Белов встает и выключает свет. Комната погружается в полумрак. И только лунная дорожка, падая из окна, тянется по полу, разделяя комнату на две половины. В одной стоит он, а в другой – Модестас. Не в силах подавить суеверный страх, Белов перешагивает через дорожку и оказывается на половине друга.

– Ты выспись, – тихо-тихо говорит он Паулаускасу. – Завтра повезешь Агне к маме. Тебе силы нужны. А я тут сам разберусь со всем.
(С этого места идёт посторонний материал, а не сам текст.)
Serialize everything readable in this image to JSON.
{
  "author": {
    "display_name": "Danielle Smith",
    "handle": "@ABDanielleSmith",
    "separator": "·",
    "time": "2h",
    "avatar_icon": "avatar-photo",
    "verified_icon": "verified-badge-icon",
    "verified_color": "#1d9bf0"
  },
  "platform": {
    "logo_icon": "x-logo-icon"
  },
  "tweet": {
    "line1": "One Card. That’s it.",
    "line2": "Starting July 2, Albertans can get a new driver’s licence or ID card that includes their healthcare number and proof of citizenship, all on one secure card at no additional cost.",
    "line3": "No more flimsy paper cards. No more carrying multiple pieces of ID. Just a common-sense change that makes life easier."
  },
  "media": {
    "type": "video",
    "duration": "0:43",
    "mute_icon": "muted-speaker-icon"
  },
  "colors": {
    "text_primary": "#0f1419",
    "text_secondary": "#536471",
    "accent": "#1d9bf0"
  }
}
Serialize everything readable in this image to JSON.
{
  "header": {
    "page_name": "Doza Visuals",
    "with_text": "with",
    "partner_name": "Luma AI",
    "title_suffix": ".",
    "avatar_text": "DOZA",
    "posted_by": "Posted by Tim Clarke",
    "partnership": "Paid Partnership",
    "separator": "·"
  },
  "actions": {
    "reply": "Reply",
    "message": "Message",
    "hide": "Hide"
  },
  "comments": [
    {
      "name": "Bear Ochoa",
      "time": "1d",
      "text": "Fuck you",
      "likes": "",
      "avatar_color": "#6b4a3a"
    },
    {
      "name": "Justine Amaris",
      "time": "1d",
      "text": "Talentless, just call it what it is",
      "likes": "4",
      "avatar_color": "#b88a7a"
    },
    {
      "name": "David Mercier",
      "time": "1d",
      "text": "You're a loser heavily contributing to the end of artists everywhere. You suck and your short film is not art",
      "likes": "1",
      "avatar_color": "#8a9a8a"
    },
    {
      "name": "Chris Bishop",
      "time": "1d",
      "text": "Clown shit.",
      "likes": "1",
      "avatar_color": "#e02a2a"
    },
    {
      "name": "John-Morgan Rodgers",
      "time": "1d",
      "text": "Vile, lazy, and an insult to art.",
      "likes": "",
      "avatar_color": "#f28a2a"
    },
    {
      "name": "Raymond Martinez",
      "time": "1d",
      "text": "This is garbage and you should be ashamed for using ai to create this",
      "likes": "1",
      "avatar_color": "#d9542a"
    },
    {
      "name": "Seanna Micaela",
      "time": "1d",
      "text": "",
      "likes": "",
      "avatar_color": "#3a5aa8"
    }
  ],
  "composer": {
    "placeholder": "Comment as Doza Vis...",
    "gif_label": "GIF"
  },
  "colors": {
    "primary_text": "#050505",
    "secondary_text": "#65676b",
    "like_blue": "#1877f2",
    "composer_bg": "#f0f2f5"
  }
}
– Ты только в неприятности не лезь, – приказывает ему Модестас, поднимясь на локте. – Слышишь? Я сам со всем разберусь, когда вернусь. А ты не лезь! Тебе характеристику портить нельзя.

Белов успокаивает друга и ложится рядом.

– Серый, – шепчет Модестас, глядя на друга сквозь темноту ночи широко распахнутыми глазами.

– Что?

Модестас молчит секунду, а потом горячо благодарит:

– Спасибо за все.

***

В здании вокзала душно. Кругом очень много людей, и Агне испуганно жмется к брату. Впервые за долгое время она провела ночь одна, в пустой квартире. И, проснувшись утром, испугалась. И вспомнила про Модестаса.

Паулаускас пришел домой, когда Агне уже встала. Он вошел и увидел сестру, стоящей у плиты и что-то мурлыкающей себе под нос. И боялся обрадоваться.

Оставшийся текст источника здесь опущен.